First I would Pledge the whole table until its lemony scent permeated the entire house. Then the big, white table cloth went on. It was made in Italy especially to accomodate the dimensions of our large, round table.
Then the plates would be laid out. Most often we used the Italian china that my mom received when she married my dad, the china that I use today. I love this china because it comes with pasta plates and several different antipasti dishes—pieces that are a normal part of an Italian china service, but are usually not included in fine china available in the States. I'd use the plates as my guide to determine where the sterling silverware would go.
Folded napkins would go to the left of the plate and on top of that a shiny fork. To the right of the plate went a heavy silver knife and soup spoon. We always set our dessert fork and coffee spoon on the table above the plate, with forks pointing one way and spoons pointing the other.
Crystal wine and water glasses would go above the knife and spoon to the right of the plate. Then, all the serving dishes and utensils would go on top of the table waiting to be filled with deliciousness.
I loved sitting around that big round table as a child. It was reserved for special occassions. Holidays meant that not only could we sit with adults, but we also got our own very tiny glasses of champagne.
I have vivid memories of setting holiday tables as a child.
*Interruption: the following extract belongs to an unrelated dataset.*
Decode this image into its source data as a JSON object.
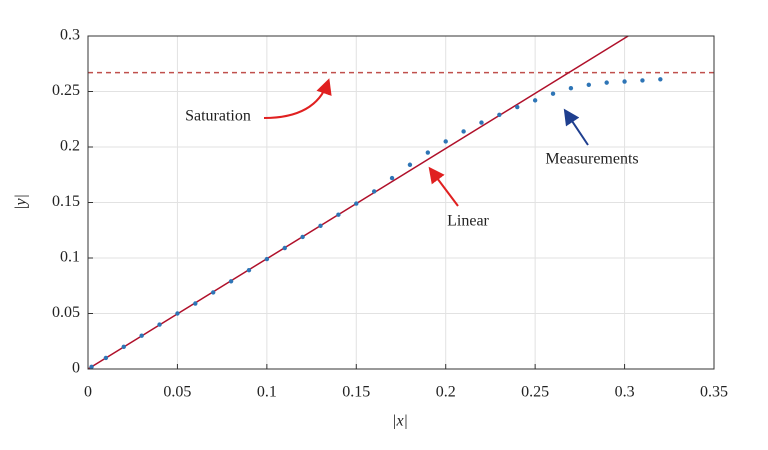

If I close my eyes, I can almost see my little self arranging chairs just so and making sure forks were straight. I took so much pride in what I was doing because I was entrusted with such an important job.
I am thankful for a mother who taught me these things, even though most nights our dining table looks like a cafeteria food fight post-mortem. My eldest daughter is four-years-old and she's just now starting to want to set the table. I'm showing her where forks go, and where knives and, like our dining room table, the circle goes round.